As I’d said, it has been hot and dry. Very hot, very still, very dry. The scrub brush is for the most part a ghostly grey, and the grasses where they still stand, are a golden yellow. But where animals have worn away the ground cover, the dry red sand dominates.
The bleakest vista is the burn … generally controlled burns to encourage tender new shoots, but in places, vast tracts of blackened grass and scorched trees where fires appear to have burned out of control.
One of the black park rangers, “Lucky”, drove his safari vehicle up onto the brown grass beside our bungalow, was handed a beer, and joined our little circle. He too spoke of the need for rain.

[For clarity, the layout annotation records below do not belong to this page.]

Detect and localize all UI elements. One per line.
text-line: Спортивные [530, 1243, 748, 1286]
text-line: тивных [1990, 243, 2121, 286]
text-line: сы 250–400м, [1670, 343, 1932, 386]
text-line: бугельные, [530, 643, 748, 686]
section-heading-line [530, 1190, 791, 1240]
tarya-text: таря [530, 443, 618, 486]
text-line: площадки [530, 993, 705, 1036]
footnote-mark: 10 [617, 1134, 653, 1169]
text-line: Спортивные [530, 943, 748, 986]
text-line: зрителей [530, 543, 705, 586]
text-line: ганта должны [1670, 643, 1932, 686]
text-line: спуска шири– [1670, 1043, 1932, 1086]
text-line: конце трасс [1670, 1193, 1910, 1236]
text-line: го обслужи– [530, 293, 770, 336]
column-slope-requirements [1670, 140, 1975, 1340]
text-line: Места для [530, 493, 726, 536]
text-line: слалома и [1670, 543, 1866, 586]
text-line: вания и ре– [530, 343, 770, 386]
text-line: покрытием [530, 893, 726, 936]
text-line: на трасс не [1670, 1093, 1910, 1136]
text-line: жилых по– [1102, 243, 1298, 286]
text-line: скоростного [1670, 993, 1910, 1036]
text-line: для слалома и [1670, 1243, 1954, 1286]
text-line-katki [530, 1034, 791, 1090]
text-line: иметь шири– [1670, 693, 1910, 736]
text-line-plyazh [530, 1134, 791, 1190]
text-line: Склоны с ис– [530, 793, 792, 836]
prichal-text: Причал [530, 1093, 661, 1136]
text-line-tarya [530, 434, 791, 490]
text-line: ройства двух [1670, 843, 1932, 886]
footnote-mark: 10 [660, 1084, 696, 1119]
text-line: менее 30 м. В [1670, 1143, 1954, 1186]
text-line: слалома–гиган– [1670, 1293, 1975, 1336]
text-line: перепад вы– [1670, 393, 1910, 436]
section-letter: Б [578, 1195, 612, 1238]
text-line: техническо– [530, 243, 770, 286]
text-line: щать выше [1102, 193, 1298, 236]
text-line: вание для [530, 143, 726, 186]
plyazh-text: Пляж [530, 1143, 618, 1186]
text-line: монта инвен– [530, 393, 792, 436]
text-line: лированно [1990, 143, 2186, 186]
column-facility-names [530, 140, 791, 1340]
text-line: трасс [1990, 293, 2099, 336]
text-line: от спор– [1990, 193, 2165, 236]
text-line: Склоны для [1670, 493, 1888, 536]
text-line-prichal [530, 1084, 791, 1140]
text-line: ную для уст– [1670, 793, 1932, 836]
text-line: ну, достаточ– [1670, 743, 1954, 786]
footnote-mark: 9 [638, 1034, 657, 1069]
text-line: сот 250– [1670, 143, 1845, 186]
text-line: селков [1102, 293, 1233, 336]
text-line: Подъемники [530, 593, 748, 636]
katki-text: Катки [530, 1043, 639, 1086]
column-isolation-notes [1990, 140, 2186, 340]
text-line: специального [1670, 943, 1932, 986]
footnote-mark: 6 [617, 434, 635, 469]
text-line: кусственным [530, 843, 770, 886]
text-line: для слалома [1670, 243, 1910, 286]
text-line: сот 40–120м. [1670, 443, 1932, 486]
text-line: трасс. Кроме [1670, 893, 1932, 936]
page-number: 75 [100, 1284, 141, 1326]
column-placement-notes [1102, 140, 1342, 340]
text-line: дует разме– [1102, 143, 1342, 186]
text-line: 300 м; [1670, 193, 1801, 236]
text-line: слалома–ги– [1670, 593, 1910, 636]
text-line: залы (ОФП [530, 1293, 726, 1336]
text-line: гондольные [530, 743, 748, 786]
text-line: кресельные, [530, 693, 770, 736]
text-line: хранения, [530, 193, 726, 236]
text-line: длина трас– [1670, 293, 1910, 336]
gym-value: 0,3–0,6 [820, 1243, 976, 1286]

The coals ready, our hosts placed an empty cast iron pot on one side of the grill. The smoke rising straight into the now darkened sky, they first laid out a single long link of beef sausage. When it was deemed ready, it was dropped into the pot to stay warm. Next, lamb chops, onto the grill, turned at regular intervals, and added to the warming pot. Chicken that had been marinated and ‘par-cooked’ landed on the grill, and then joined the other meats to stay warm.
Finally, a white bread sandwich with salmon, tomato and onions – flipped by quick fingers to grill lightly on both sides.
As we sat down to eat the brei feast, accompanied by a fresh green salad prepared in a frying pan, the air started to stir. No sooner had we popped open another round of beers, then the wind came up. Glancing out from under the thatched roof of the porch, we noticed the dome of stars had been obliterated by clouds and on the horizon, white flashes of lightening.
While in Canada, we might have worried about rain ruining our planned activities, our South African hosts spoke of hope that the rains were starting. October is the hottest, driest month, and therefore, the best time for game viewing because the animals congregate at waterholes and leafless trees open up longer vistas. But it is also known as suicide month because the 40 degree heat is oppressive. The water holes were dry and the rains were already late.
That evening, when the first few drops fell, you could feel the landscape let out a collective sigh. We moved our makeshift table under the roof, but the meal was abandoned as the South Africans stood out in the thickening rain, faces turned to the sky, open cans of beer in hand, slowly getting drenched.
As the first drops dampened the dust, we were enveloped by the smell of thirsty terracotta. The wind stirred the tree tops and turned cool and our hosts laughed.
We’ve seen the first rain in Africa, and felt the joy of those who await its arrival.